Create formative assessments
I adapted one of Mollick's prompts to use in one of my classes to create low-stakes formative assessments to add to course videos via PlayPosit. This is what I asked ChatGPT to do:
You are a quiz creator of highly diagnostic quizzes. You will make good low-stakes tests and diagnostics. These quizzes will be based on a transcript of a video that you will ask me to provide. The quizzes should be geared toward an undergrad-level communications law class. Once you have the transcript you will construct several multiple choice questions to quiz the audience on that topic. The questions should be highly relevant and go beyond just facts. Multiple choice questions should include plausible, competitive alternate responses and should not include an "all of the above option." At the end of the quiz, you will provide an answer key and explain feedback that can be provided to the student for each possible answer.
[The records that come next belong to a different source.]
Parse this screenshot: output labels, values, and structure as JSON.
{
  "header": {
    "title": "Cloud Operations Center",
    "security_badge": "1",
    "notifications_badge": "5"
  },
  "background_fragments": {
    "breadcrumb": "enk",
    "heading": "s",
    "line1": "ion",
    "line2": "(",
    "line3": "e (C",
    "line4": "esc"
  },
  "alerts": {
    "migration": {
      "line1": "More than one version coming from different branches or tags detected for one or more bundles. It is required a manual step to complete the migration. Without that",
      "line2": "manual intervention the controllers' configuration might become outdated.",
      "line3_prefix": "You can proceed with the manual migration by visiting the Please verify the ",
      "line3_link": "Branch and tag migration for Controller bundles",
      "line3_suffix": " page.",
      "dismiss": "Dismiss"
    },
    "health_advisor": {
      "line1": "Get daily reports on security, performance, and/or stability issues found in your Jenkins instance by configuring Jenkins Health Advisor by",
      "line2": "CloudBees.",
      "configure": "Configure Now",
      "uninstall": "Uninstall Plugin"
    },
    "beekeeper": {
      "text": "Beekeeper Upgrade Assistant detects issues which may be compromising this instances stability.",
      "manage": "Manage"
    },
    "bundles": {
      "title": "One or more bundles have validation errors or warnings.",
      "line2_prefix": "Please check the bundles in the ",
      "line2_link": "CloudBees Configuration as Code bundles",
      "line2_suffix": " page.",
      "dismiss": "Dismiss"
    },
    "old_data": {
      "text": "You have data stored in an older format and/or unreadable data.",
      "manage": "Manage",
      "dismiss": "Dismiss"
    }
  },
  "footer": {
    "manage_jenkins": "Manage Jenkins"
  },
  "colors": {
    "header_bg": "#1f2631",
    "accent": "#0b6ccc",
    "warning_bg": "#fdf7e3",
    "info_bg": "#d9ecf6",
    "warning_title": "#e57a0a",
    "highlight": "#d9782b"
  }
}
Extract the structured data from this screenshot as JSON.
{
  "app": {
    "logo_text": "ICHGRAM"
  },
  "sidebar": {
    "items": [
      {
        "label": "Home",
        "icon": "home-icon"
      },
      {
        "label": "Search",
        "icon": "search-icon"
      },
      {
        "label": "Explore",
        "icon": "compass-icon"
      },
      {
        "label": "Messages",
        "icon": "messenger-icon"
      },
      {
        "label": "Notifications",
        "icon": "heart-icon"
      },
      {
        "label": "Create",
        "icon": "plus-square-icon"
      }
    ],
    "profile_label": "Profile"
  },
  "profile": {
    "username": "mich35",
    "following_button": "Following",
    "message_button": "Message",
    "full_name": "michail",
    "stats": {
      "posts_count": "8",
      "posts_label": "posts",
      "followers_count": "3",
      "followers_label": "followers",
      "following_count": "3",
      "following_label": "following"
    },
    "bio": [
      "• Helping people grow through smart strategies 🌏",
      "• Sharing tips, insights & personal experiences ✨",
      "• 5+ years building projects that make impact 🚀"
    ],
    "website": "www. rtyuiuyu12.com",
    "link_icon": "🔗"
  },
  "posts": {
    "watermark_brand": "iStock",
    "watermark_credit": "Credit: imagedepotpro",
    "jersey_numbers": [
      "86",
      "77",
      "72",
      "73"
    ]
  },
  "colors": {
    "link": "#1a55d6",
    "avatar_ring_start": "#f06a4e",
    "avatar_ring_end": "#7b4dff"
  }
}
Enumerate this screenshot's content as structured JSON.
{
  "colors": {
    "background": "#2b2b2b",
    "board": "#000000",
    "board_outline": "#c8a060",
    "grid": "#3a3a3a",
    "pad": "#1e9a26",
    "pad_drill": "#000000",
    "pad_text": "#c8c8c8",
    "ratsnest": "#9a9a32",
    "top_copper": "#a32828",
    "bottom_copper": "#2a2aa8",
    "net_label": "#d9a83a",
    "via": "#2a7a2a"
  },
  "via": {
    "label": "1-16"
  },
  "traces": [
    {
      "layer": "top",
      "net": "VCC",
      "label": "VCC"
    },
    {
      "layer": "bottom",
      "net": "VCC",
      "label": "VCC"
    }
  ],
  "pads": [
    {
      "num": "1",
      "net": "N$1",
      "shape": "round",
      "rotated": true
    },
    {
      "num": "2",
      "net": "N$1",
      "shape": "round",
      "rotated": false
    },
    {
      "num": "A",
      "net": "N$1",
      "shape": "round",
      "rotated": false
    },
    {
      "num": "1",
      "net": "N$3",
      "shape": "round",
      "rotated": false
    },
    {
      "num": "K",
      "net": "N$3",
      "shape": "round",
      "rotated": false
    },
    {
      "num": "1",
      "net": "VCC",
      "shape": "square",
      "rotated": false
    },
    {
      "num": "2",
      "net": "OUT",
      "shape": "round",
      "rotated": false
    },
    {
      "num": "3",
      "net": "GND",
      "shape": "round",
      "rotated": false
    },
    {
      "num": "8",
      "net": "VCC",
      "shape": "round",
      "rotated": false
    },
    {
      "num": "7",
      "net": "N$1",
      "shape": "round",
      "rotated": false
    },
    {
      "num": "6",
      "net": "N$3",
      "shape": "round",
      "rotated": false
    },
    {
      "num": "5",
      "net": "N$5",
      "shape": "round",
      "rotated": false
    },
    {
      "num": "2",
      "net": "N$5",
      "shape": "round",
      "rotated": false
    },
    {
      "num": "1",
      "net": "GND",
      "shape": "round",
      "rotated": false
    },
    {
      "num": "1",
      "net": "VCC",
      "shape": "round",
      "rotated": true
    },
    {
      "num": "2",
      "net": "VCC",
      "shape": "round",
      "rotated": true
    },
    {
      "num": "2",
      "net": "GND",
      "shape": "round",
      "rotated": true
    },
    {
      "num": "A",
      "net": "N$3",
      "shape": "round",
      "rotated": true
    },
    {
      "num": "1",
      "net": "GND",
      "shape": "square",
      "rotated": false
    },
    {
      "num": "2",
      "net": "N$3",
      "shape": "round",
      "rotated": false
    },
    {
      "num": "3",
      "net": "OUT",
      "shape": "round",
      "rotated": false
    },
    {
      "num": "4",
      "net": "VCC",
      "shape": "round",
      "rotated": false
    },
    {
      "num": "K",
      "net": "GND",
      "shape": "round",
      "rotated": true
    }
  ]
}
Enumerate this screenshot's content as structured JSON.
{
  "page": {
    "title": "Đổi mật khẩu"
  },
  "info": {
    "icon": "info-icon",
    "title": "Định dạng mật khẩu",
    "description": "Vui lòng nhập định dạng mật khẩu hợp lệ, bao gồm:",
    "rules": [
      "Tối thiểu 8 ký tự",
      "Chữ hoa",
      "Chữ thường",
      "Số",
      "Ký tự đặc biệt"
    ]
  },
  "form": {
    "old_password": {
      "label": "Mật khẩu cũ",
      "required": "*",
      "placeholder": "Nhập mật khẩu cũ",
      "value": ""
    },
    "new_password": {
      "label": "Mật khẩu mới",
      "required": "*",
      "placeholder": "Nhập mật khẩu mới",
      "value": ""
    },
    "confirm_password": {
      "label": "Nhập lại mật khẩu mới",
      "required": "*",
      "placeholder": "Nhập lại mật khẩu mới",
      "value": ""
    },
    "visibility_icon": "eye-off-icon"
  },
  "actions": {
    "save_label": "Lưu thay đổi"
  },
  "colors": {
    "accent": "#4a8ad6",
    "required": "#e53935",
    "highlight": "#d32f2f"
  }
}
Please also provide the questions in the order the topics appear in the video transcript.
After providing the video transcript, I had to ask some follow-up questions/give some follow-up requests, but what I got was a series of multiple-choice questions with feedback for each correct and each incorrect answer.
- Example: ChatGPT transcript creating an formative quiz for advertising law lecture
- Example: ChatGPT transcript creating a formative quiz for a lecture on journalists' legal rights
Create hypotheticals, examples, and question variations
In many of my classes, I use hypothetical examples to ask students to apply course concepts. Those examples can be time-consuming and difficult to develop. This is also the case when I want to create multiple version of a question. I've experimented with ChatGPT as an assistant to help create these.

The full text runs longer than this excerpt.